После его ухода друг долго смотрел туда, где горбился остров, и размышлял о том, что все потерял. На это ему хватило суток, в течение которых он перестал быть сыном, внуком, братом, лишился права ввести в отчий дом ту, что могла сделаться матерью его детей, разменял свою молодость на тоску, чужую любовь и гиблую реку, что когда-то отравила аул и, словно в назидание грядущему, оставила шесть тусклых бельм зиять на черепе чумного острова. «И еще, думал он, я убил человека. Надо не забывать. Это тоже вместилось в сутки. Я сделал это так легко, словно походя, так запросто, что даже не успел понять, хотел той смерти или нет. Конечно, я не желал ее ни до, ни после выстрела, о том и говорить не стоит. Но вот чего хотел я в миг, когда нажимал на курок? И почему сейчас это не близко, не внутри, не стонет, не кричит, не гложет мою совесть? И совсем не так страшно, как эта река, этот остров, эта женщина и этот лес, до которого нам так же не добраться, как и к себе домой, в тот запах из позавчера? И почему при мысли об этом мне лишь становится как-то особенно сонно, будто убийство – та же скука, от которой вянет душа? Что это значит? Взаправду все это? Кто я? Настоящий я или нет? Кто я был и кем стал, пока меня несло, калеча, по этому суматошному дню к больной безумьем реке на самый край света?»
Женщина медленно шла по нависшему над водой обрыву, низко склонившись к земле и подбирая улиток, приютившихся между камней. Сложив весь улов в десятке шагов от костра, она подумала: «Огонь и глина. Я слеплю горшок, а мерку сниму с его же папахи. Славный будет горшок». Кони паслись вдалеке, на темно-зеленом холме, теряясь в высокой траве и вновь вырастая из нее коричневыми боками. Женщине было хорошо и тревожно, как случается, когда очень хочется испугаться, чтобы потом разом стало смешно. В попытке вспомнить себя и снова выглядеть серьезной, она поднесла к разрумянившемуся лицу ладони, с минуту изучала их, потом осторожно коснулась жарким языком приставшей к ним росы и, чуть опустив голову набок, вдруг широко улыбнулась. Вкус у росы был такой, будто ее поила допьяна ночь. Со стороны скалы раздался выстрел и пробежал по ущелью трескучим альчиком. Женщина вздрогнула и оступилась, услышав под ногой хруст скорлупы. «Ну вот, – подумала она. – Бедная улитка». Однако жалости не испытала. Внутри ее звенело много быстрых, жадных слов, но слышала она их плохо и не до конца. «Коли промахнулся, – решила она, – рожу ему девочку… Только у него родиться девочки не может, покуда не будет мальчик. Кто-кто, а он не промахнулся. Не из таких…»

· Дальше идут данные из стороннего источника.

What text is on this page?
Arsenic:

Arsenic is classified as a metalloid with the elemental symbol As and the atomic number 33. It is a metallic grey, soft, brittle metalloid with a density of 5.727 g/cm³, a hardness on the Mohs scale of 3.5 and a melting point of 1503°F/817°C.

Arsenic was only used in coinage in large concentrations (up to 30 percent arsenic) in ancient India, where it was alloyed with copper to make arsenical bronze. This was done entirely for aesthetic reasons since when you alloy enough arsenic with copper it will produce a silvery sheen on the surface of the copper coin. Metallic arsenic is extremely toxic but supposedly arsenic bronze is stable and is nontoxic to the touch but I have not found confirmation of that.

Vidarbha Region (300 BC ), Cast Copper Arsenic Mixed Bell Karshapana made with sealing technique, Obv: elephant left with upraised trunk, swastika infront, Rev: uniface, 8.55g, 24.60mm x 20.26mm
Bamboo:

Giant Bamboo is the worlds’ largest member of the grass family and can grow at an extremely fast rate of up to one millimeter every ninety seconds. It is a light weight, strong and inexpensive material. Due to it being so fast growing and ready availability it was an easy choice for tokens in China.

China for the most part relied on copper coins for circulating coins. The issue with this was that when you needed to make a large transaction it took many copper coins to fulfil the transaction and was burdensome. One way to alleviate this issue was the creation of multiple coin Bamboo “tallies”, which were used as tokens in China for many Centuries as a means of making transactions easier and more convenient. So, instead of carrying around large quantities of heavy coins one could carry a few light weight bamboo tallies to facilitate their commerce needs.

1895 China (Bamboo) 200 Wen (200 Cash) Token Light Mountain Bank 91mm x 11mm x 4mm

Вернулся он к закату, и в руках его не было ничего, кроме тушки сурка, хоть выстрелов прозвучало шесть, и тогда женщине разом сделалось стыдно и страшно, а друг отхлебнул араки из бурдюка, закивал головой и с мрачным удовлетворением сказал:
– Гиблое место. Трое в гостях у смерти. А один из них – дурак.
Мужчина бросил на него свирепый взгляд, но промолчал. Кинув тушку к ногам женщины, он растянулся на спине у жидкого костра и о чем-то долго думал, не сводя глаз с плеши солнца, спускавшегося в лес. Растаяла, растворилась, стекла в лохматую ложбинку горы последняя цветная зыбь, и небо, вмиг погрузнев, задышало над ними стойким вечерним холодом. Огонь послушно лизал розовое днище горшка, пахнущего то ли свежей глиной, то ли плотной сыростью, то ли памятью об обгорелой чуречной корке, съеденной ими еще вчера. Мужчина приподнялся на локтях и угрюмо сказал:
– Завтра отправлюсь в лес. Отыщу мелкое место, свяжем веревку из тростника, и я пойду в лес.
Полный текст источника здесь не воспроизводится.